The crime of starvation committed by Israel against civilians in the Gaza Strip constitutes one of the most extreme and brutal forms of genocide, stripping victims of their health and dignity. It is not limited to the deprivation of food but also seeks to eliminate the population’s ability to survive by destroying livelihoods, blocking humanitarian aid, targeting sources of production, and disrupting supply chains.

All states, individually and collectively, must uphold their legal responsibilities and act urgently to halt the genocide occurring in Gaza by all available means. They must take effective measures to protect Palestinian civilians, enforce immediate and complete lifting of the siege, ensure the free movement of people and goods without arbitrary restrictions, and open all crossings unconditionally. Concrete steps must also be taken to save Palestinians from slow death and forced displacement, including implementing an urgent and appropriate humanitarian response to meet immediate needs, such as providing temporary and dignified shelter.

The international community must impose economic, diplomatic, and military sanctions on Israel for its grave and systematic violations of international law. This includes banning the export and import of arms to and from Israel, halting military cooperation, and freezing the financial assets of officials implicated in crimes against Palestinians. It must also suspend trade privileges and bilateral agreements that grant Israel economic advantages, thereby increasing pressure to end its crimes.

States parties to the Fourth Geneva Convention must fulfil their obligation under Common Article 1 to respect and ensure respect for the Convention in all circumstances.
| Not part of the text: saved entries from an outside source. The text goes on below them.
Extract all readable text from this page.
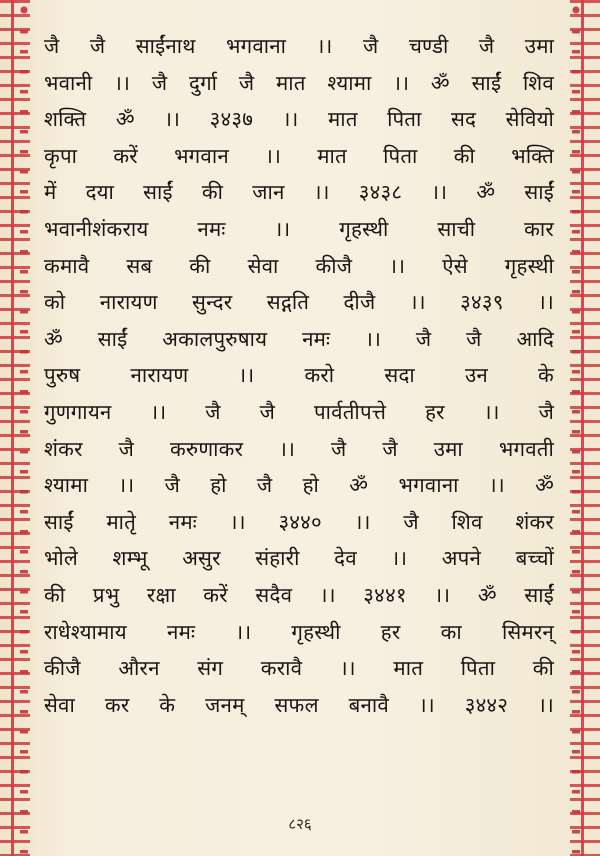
जै जै साईंनाथ भगवाना ।। जै चण्डी जै उमा
भवानी ।। जै दुर्गा जै मात श्यामा ।। ॐ साईं शिव
शक्ति ॐ ।। ३४३७ ।। मात पिता सद सेवियो
कृपा करें भगवान ।। मात पिता की भक्ति
में दया साईं की जान ।। ३४३८ ।। ॐ साईं
भवानीशंकराय नमः ।। गृहस्थी साची कार
कमावै सब की सेवा कीजै ।। ऐसे गृहस्थी
को नारायण सुन्दर सद्गति दीजै ।। ३४३९ ।।
ॐ साईं अकालपुरुषाय नमः ।। जै जै आदि
पुरुष नारायण ।। करो सदा उन के
गुणगायन ।। जै जै पार्वतीपत्ते हर ।। जै
शंकर जै करुणाकर ।। जै जै उमा भगवती
श्यामा ।। जै हो जै हो ॐ भगवाना ।। ॐ
साईं मातृे नमः ।। ३४४० ।। जै शिव शंकर
भोले शम्भू असुर संहारी देव ।। अपने बच्चों
की प्रभु रक्षा करें सदैव ।। ३४४१ ।। ॐ साईं
राधेश्यामाय नमः ।। गृहस्थी हर का सिमरन्
कीजै औरन संग करावै ।। मात पिता की
सेवा कर के जनम् सफल बनावै ।। ३४४२ ।।
८२६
They must act to halt Israeli policies that violate the most basic humanitarian standards and threaten the lives of millions of civilians.

The International Criminal Court must expedite its investigations and issue arrest warrants against Israeli officials involved in international crimes committed in Gaza. Furthermore, it must recognise and address the atrocities committed by Israel as genocide without equivocation. States parties to the Rome Statute are reminded of their legal obligations to fully cooperate with the Court, ensure the execution of arrest warrants, and bring perpetrators to justice, denying them impunity once and for all.